An Integrative Analysis of the InR/PI3K/Akt Network Identifies the Dynamic Response to Insulin Signaling

Insulin regulates an essential conserved signaling pathway affecting growth, proliferation, and metabolism. To expand our understanding of the insulin pathway, we combine biochemical, genetic, and computational approaches to build a comprehensive Drosophila InR/PI3K/Akt network. First, we map the dynamic protein-protein interaction network surrounding the insulin core pathway using bait-prey interactions connecting 566 proteins. Combining RNAi screening and phospho-specific antibodies, we find that 47% of interacting proteins affect pathway activity, and, using quantitative phosphoproteomics, we demonstrate that ∼10% of interacting proteins are regulated by insulin stimulation at the level of phosphorylation.

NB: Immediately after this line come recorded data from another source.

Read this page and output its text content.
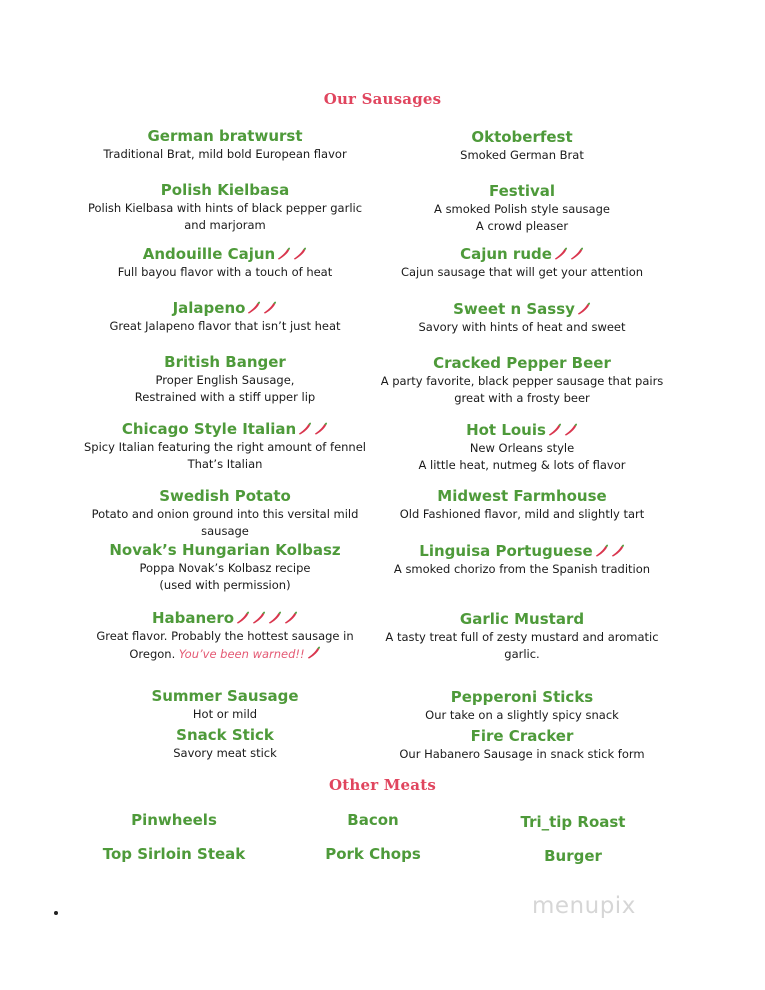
Our Sausages
German bratwurst
Traditional Brat, mild bold European flavor
Polish Kielbasa
Polish Kielbasa with hints of black pepper garlic
and marjoram
Andouille Cajun
Full bayou flavor with a touch of heat
Jalapeno
Great Jalapeno flavor that isn’t just heat
British Banger
Proper English Sausage,
Restrained with a stiff upper lip
Chicago Style Italian
Spicy Italian featuring the right amount of fennel
That’s Italian
Swedish Potato
Potato and onion ground into this versital mild
sausage
Novak’s Hungarian Kolbasz
Poppa Novak’s Kolbasz recipe
(used with permission)
Habanero
Great flavor. Probably the hottest sausage in
Oregon. You’ve been warned!!
Summer Sausage
Hot or mild
Snack Stick
Savory meat stick
Oktoberfest
Smoked German Brat
Festival
A smoked Polish style sausage
A crowd pleaser
Cajun rude
Cajun sausage that will get your attention
Sweet n Sassy
Savory with hints of heat and sweet
Cracked Pepper Beer
A party favorite, black pepper sausage that pairs
great with a frosty beer
Hot Louis
New Orleans style
A little heat, nutmeg & lots of flavor
Midwest Farmhouse
Old Fashioned flavor, mild and slightly tart
Linguisa Portuguese
A smoked chorizo from the Spanish tradition
Garlic Mustard
A tasty treat full of zesty mustard and aromatic
garlic.
Pepperoni Sticks
Our take on a slightly spicy snack
Fire Cracker
Our Habanero Sausage in snack stick form
Other Meats
Pinwheels	Bacon	Tri_tip Roast
Top Sirloin Steak	Pork Chops	Burger
menupix
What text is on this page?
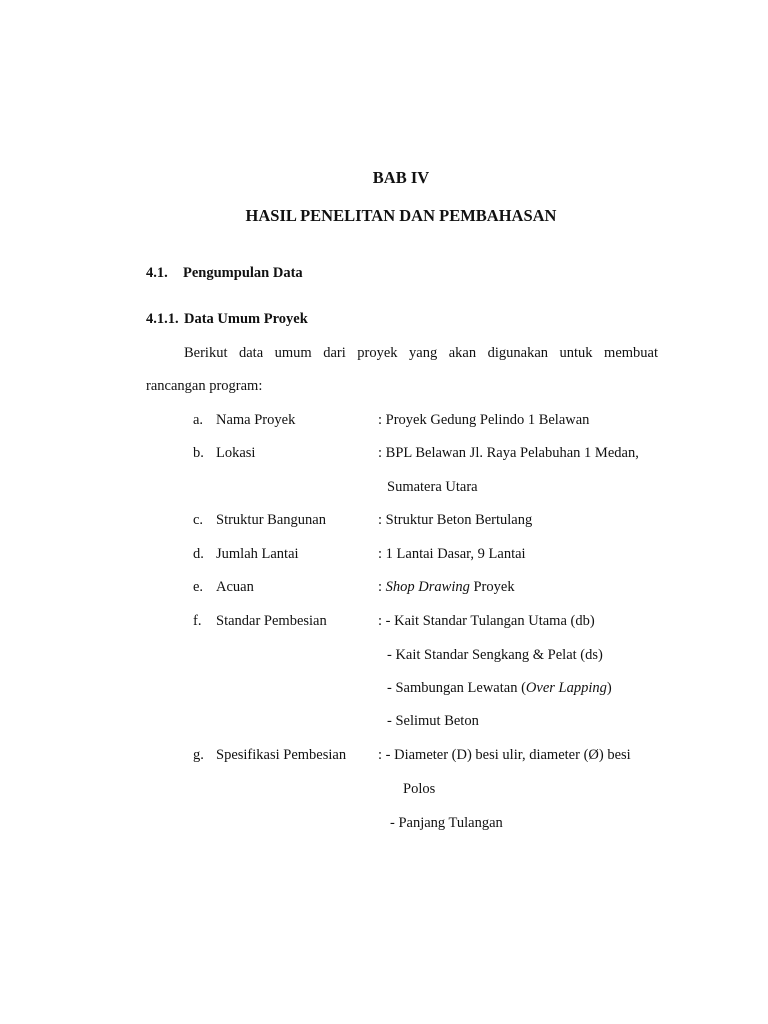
BAB IV
HASIL PENELITAN DAN PEMBAHASAN
4.1. Pengumpulan Data
4.1.1. Data Umum Proyek
Berikut data umum dari proyek yang akan digunakan untuk membuat
rancangan program:
a. Nama Proyek	: Proyek Gedung Pelindo 1 Belawan
b. Lokasi	: BPL Belawan Jl. Raya Pelabuhan 1 Medan,
Sumatera Utara
c. Struktur Bangunan	: Struktur Beton Bertulang
d. Jumlah Lantai	: 1 Lantai Dasar, 9 Lantai
e. Acuan	: Shop Drawing Proyek
f. Standar Pembesian	: - Kait Standar Tulangan Utama (db)
- Kait Standar Sengkang & Pelat (ds)
- Sambungan Lewatan (Over Lapping)
- Selimut Beton
g. Spesifikasi Pembesian : - Diameter (D) besi ulir, diameter (Ø) besi
Polos
- Panjang Tulangan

Next, we integrate these orthogonal datasets to characterize the structure and dynamics of the insulin network at the level of protein complexes and validate our method by identifying regulatory roles for the Protein Phosphatase 2A (PP2A) and Reptin-Pontin chromatin-remodeling complexes as negative and positive regulators of ribosome biogenesis, respectively. Altogether, our study represents a comprehensive resource for the study of the evolutionary conserved insulin network. [Display omitted] •The dynamic protein-protein interaction network around the insulin pathway is mapped•Half of the network components are validated using RNAi screens•Approximately 10% of interacting proteins are phospho-regulated by insulin stimulation•PP2A and Reptin-Pontin modulate the insulin pathway Vinayagam et al. combine biochemical, genetic, and computational approaches to build a comprehensive Drosophila insulin signaling network that connects more than 500 proteins to the canonical pathway. Characterizing the structure and dynamics of this network revealed 143 dynamic protein complexes that are essential for insulin signaling.